AHA: Remote Monitoring Boosts Heart Failure Outcomes

Monitoring lowers rates of hospital re-admission and visits to the emergency department

FRIDAY, May 2 (HealthDay News) -- Adding to previous studies showing that remote monitoring improves outcomes in homebound patients with heart failure, remote monitoring can also benefit non-homebound patients by reducing hospital re-admissions and visits to the emergency department, according to study findings presented May 1 at the American Heart Association's Quality of Care and Outcomes Research in Cardiovascular Disease and Stroke Conference in Baltimore.

Ambar Kulshreshtha, M.D., from Harvard Medical School in Boston, and colleagues evaluated a remote monitoring program in non-homebound patients with heart failure, of which 42 agreed to participate in a remote monitoring program, 40 declined to participate and 68 were randomly assigned to usual care. The remote monitoring equipment transmitted information on vital signs to a nurse, and patients weighed themselves and answered questions about their symptoms daily.

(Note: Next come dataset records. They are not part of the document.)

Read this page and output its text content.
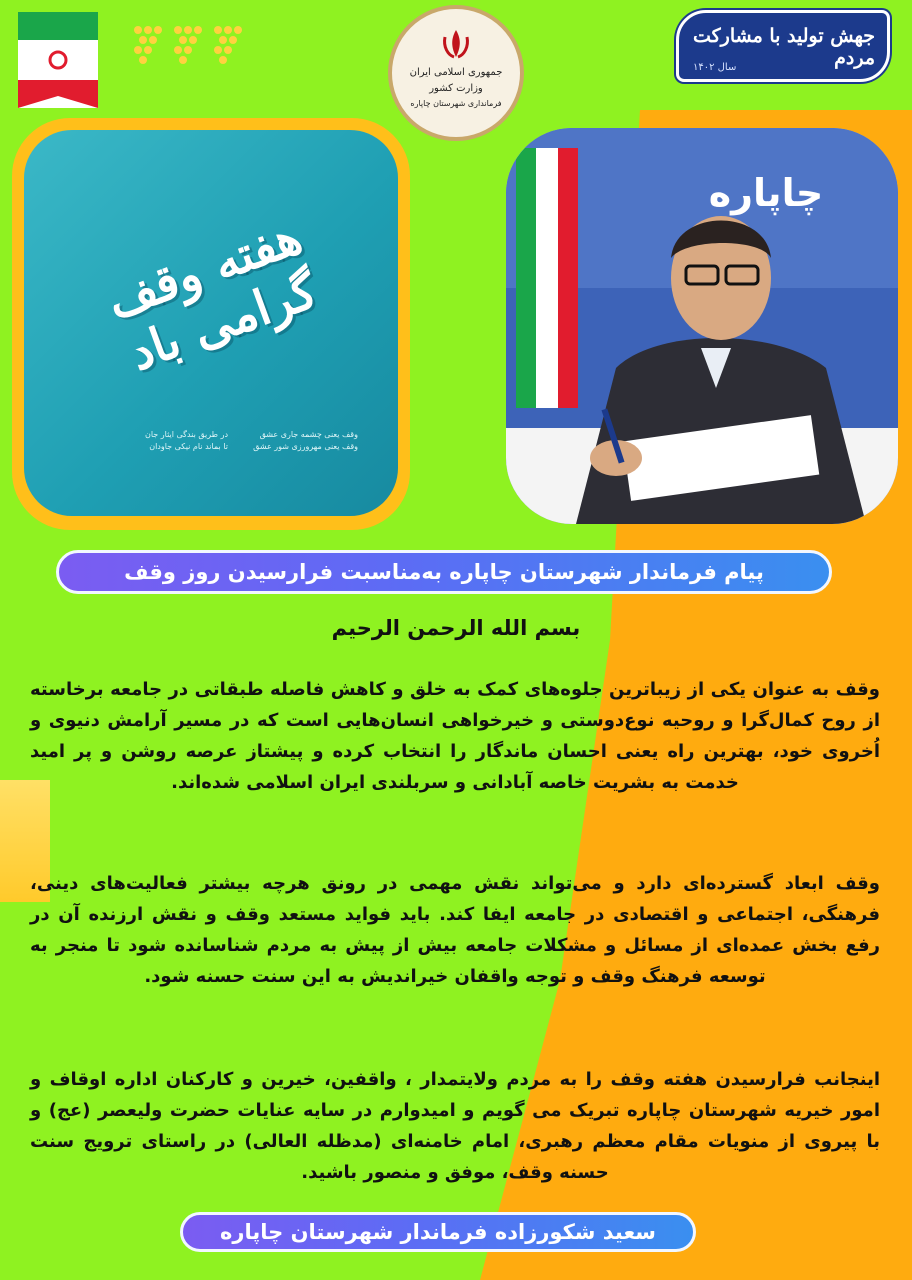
جمهوری اسلامی ایران
وزارت کشور
فرمانداری شهرستان چاپاره
جهش تولید با مشارکت مردم
سال ۱۴۰۲
هفته وقف گرامی باد
در طریق بندگی ایثار جان
تا بماند نام نیکی جاودان
وقف یعنی چشمه جاری عشق
وقف یعنی مهرورزی شور عشق
چاپاره
پیام فرماندار شهرستان چاپاره به‌مناسبت فرارسیدن روز وقف
بسم الله الرحمن الرحیم
وقف به عنوان یکی از زیباترین جلوه‌های کمک به خلق و کاهش فاصله طبقاتی در جامعه برخاسته از روح کمال‌گرا و روحیه نوع‌دوستی و خیرخواهی انسان‌هایی است که در مسیر آرامش دنیوی و اُخروی خود، بهترین راه یعنی احسان ماندگار را انتخاب کرده و پیشتاز عرصه روشن و پر امید خدمت به بشریت خاصه آبادانی و سربلندی ایران اسلامی شده‌اند.
وقف ابعاد گسترده‌ای دارد و می‌تواند نقش مهمی در رونق هرچه بیشتر فعالیت‌های دینی، فرهنگی، اجتماعی و اقتصادی در جامعه ایفا کند. باید فواید مستعد وقف و نقش ارزنده آن در رفع بخش عمده‌ای از مسائل و مشکلات جامعه بیش از پیش به مردم شناسانده شود تا منجر به توسعه فرهنگ وقف و توجه واقفان خیراندیش به این سنت حسنه شود.
اینجانب فرارسیدن هفته وقف را به مردم ولایتمدار ، واقفین، خیرین و کارکنان اداره اوقاف و امور خیریه شهرستان چاپاره تبریک می گویم و امیدوارم در سایه عنایات حضرت ولیعصر (عج) و با پیروی از منویات مقام معظم رهبری، امام خامنه‌ای (مدظله العالی) در راستای ترویج سنت حسنه وقف، موفق و منصور باشید.
سعید شکورزاده فرماندار شهرستان چاپاره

The researchers found that patients in the remote monitoring program had lower rates of hospital re-admission and fewer visits to the emergency department than both other groups at three months, though neither reached statistical significance. Of 19 participants in the monitoring program surveyed, 95 percent reported that the program "improved their heart failure control" and "helped them stay out of hospital," the report indicates.

"This study extends the use of remote monitoring to ambulatory heart failure patients," Kulshreshtha and colleagues conclude. "Preliminary results show high levels of subject satisfaction and suggest that remote monitoring may have the potential to reduce hospital re-admissions and emergency room visits in this population."